OPINION:
Capitol Hill is busy this week reversing the damage done by President Biden’s last-minute regulatory spree. The former administration relied on unelected bureaucrats to issue a flurry of anti-consumer edicts that the House and Senate are now wiping from the books.
Major decisions affecting entire sectors of the economy are supposed to be made by legislative bodies accountable to the public. Citizens ought to be able to judge how their representatives voted on policies that affect the costs of goods such as appliances, cars and gasoline.
The first item on the Senate’s chopping block Monday was a scheme to nix offshore oil and gas drilling. The Bureau of Ocean Energy Management declared that “archaeological reports” were required before any energy extraction could begin, stalling critical projects under the pretense they might disturb a World War II shipwreck in the depths of the Gulf of America.

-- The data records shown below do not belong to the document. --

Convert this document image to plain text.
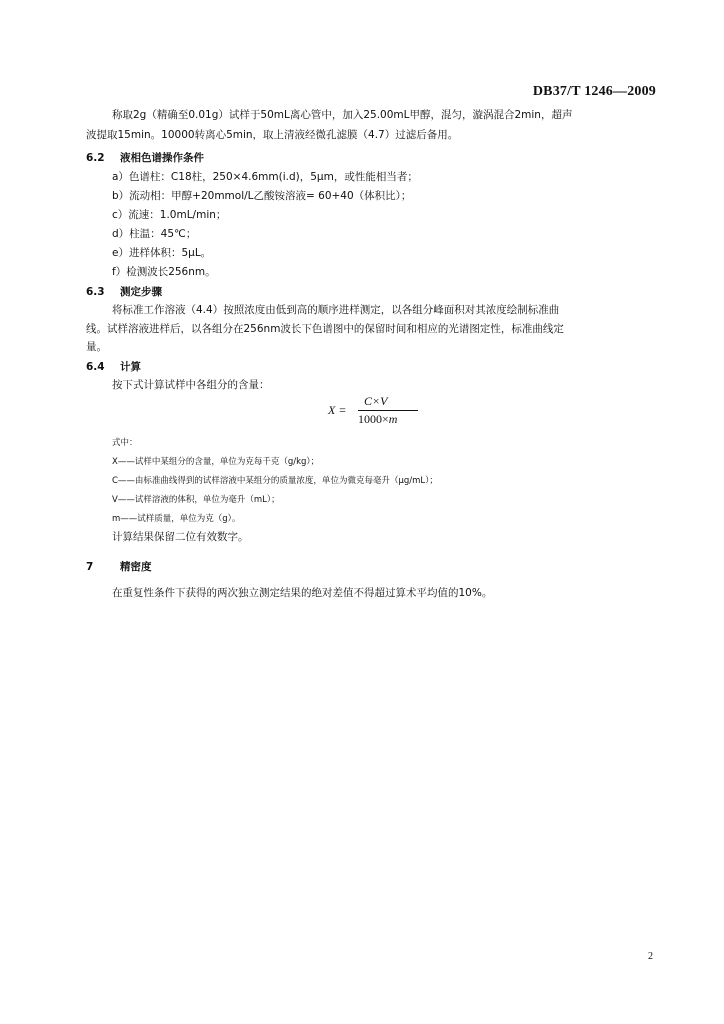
DB37/T 1246—2009
称取2g（精确至0.01g）试样于50mL离心管中，加入25.00mL甲醇，混匀，漩涡混合2min，超声
波提取15min。10000转离心5min，取上清液经微孔滤膜（4.7）过滤后备用。
6.2 液相色谱操作条件
a）色谱柱：C18柱，250×4.6mm(i.d)，5μm，或性能相当者；
b）流动相：甲醇+20mmol/L乙酸铵溶液= 60+40（体积比）；
c）流速：1.0mL/min；
d）柱温：45℃；
e）进样体积：5μL。
f）检测波长256nm。
6.3 测定步骤
将标准工作溶液（4.4）按照浓度由低到高的顺序进样测定，以各组分峰面积对其浓度绘制标准曲
线。试样溶液进样后，以各组分在256nm波长下色谱图中的保留时间和相应的光谱图定性，标准曲线定
量。
6.4 计算
按下式计算试样中各组分的含量：
X =
C×V
1000×m
式中：
X——试样中某组分的含量，单位为克每千克（g/kg）；
C——由标准曲线得到的试样溶液中某组分的质量浓度，单位为微克每毫升（μg/mL）；
V——试样溶液的体积，单位为毫升（mL）；
m——试样质量，单位为克（g）。
计算结果保留二位有效数字。
7	精密度
在重复性条件下获得的两次独立测定结果的绝对差值不得超过算术平均值的10%。
2
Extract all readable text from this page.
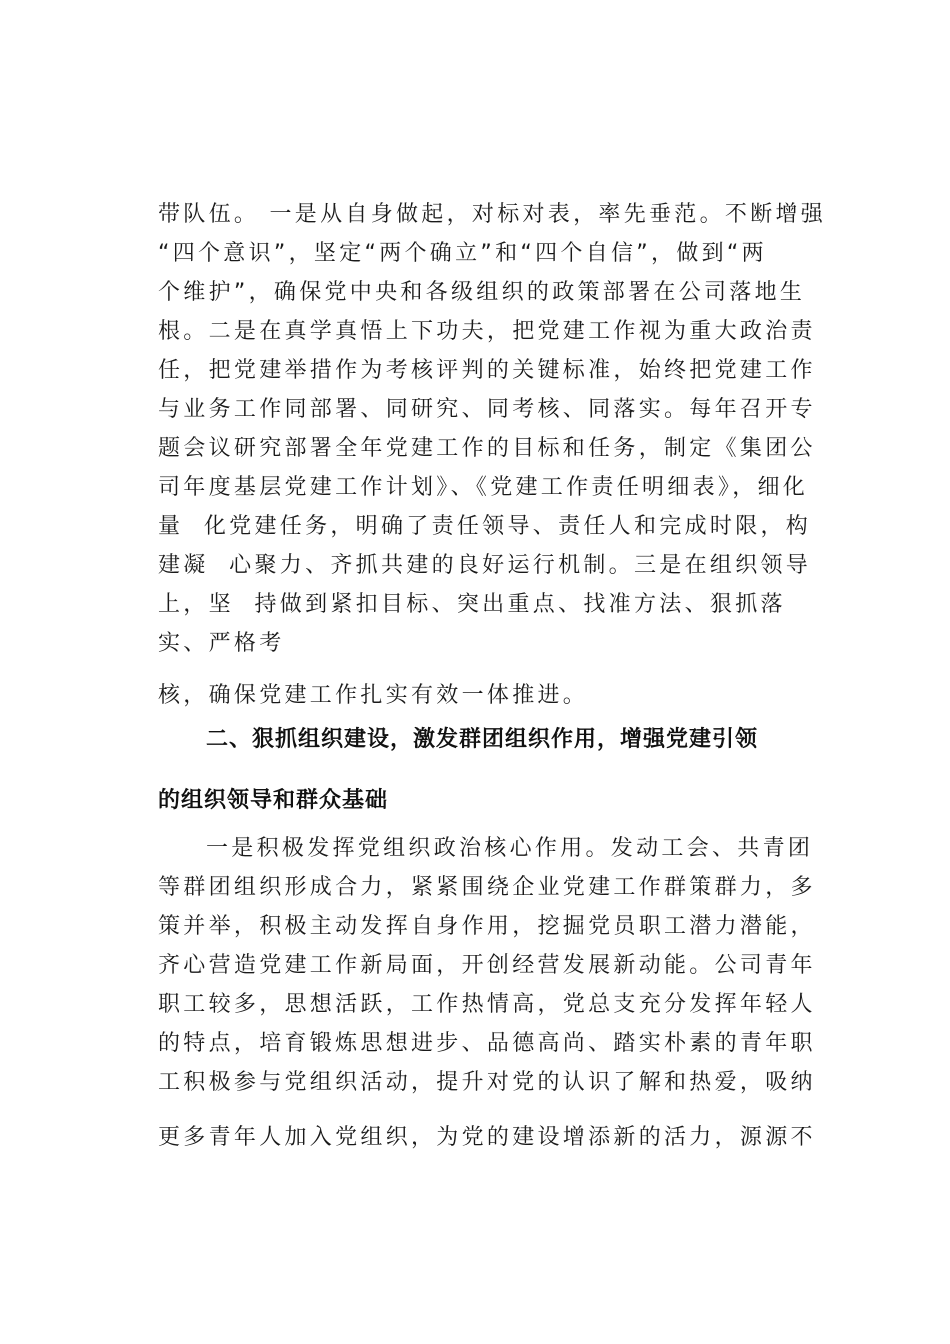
带队伍。 一是从自身做起，对标对表，率先垂范。不断增强
“四个意识”，坚定“两个确立”和“四个自信”，做到“两
个维护”，确保党中央和各级组织的政策部署在公司落地生
根。二是在真学真悟上下功夫，把党建工作视为重大政治责
任，把党建举措作为考核评判的关键标准，始终把党建工作
与业务工作同部署、同研究、同考核、同落实。每年召开专
题会议研究部署全年党建工作的目标和任务，制定《集团公
司年度基层党建工作计划》、《党建工作责任明细表》，细化
量  化党建任务，明确了责任领导、责任人和完成时限，构
建凝  心聚力、齐抓共建的良好运行机制。三是在组织领导
上，坚  持做到紧扣目标、突出重点、找准方法、狠抓落
实、严格考
核，确保党建工作扎实有效一体推进。
二、狠抓组织建设，激发群团组织作用，增强党建引领
的组织领导和群众基础
一是积极发挥党组织政治核心作用。发动工会、共青团
等群团组织形成合力，紧紧围绕企业党建工作群策群力，多
策并举，积极主动发挥自身作用，挖掘党员职工潜力潜能，
齐心营造党建工作新局面，开创经营发展新动能。公司青年
职工较多，思想活跃，工作热情高，党总支充分发挥年轻人
的特点，培育锻炼思想进步、品德高尚、踏实朴素的青年职
工积极参与党组织活动，提升对党的认识了解和热爱，吸纳
更多青年人加入党组织，为党的建设增添新的活力，源源不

“I’m not saying that the guy who came up with the idea for this rule is the dumbest person in the world, but I am saying that the guy who came up with this idea for this rule better hope that the dumbest person in the world doesn’t die,” Sen. John Kennedy said.
The Louisiana Republican noted that the entire Gulf of America had been fully surveyed, so this was just a gimmick to artificially inflate the costs of proposing oil and gas projects. The only thing Mr. Biden’s BOEM wanted to do was rubber-stamp requests to place seagull-slicing windmills throughout the Gulf.
New leadership teams at these agencies are reversing course. Earlier this month, the Environmental Protection Agency begged Congress to reassert its authority by overturning waivers that Mr. Biden’s EPA issued to California. The scheme gave the Golden State authority to dictate the designs of cars sold in half the country.
“The American people are struggling to make ends meet while dealing with rules that take away their ability to choose a safe and affordable vehicle for their families. As an agency, we are accountable to Congress, but most importantly we must be accountable to the American people,” EPA Administrator Lee Zeldin said in a statement.
California hoped to wield the might of the federal EPA to force consumers in 17 states into electric cars and trucks against their will. The state’s efficiency rules would have outlawed the sale of gasoline-powered vehicles by 2035 in the name of “environmental justice and equity.”
In the House, members are voting to jettison Mr. Biden’s scheme that inflated the cost of gas-fired water heaters through unnecessary limitations on their performance. At the time, the EPA justified the regulations as having $349 million in “climate benefits,” as if the global thermometer would budge because someone went to the hardware store and paid nearly double for a less-effective water heater.
President Trump is happy to reverse these obnoxious mandates through executive order, but using the Congressional Review Act is better. The procedure specifically prohibits courts from reviewing repeal decisions while preventing federal agencies from readopting identical policies later.
Repeal resolutions require a simple majority vote in each chamber and a presidential signature to take effect. The latter requirement effectively restricts their use to times when White House ownership changes, like now.
By reclaiming power that should never have been in the hands of unaccountable bureaucrats, Congress is finally doing something that will help lower prices for consumers.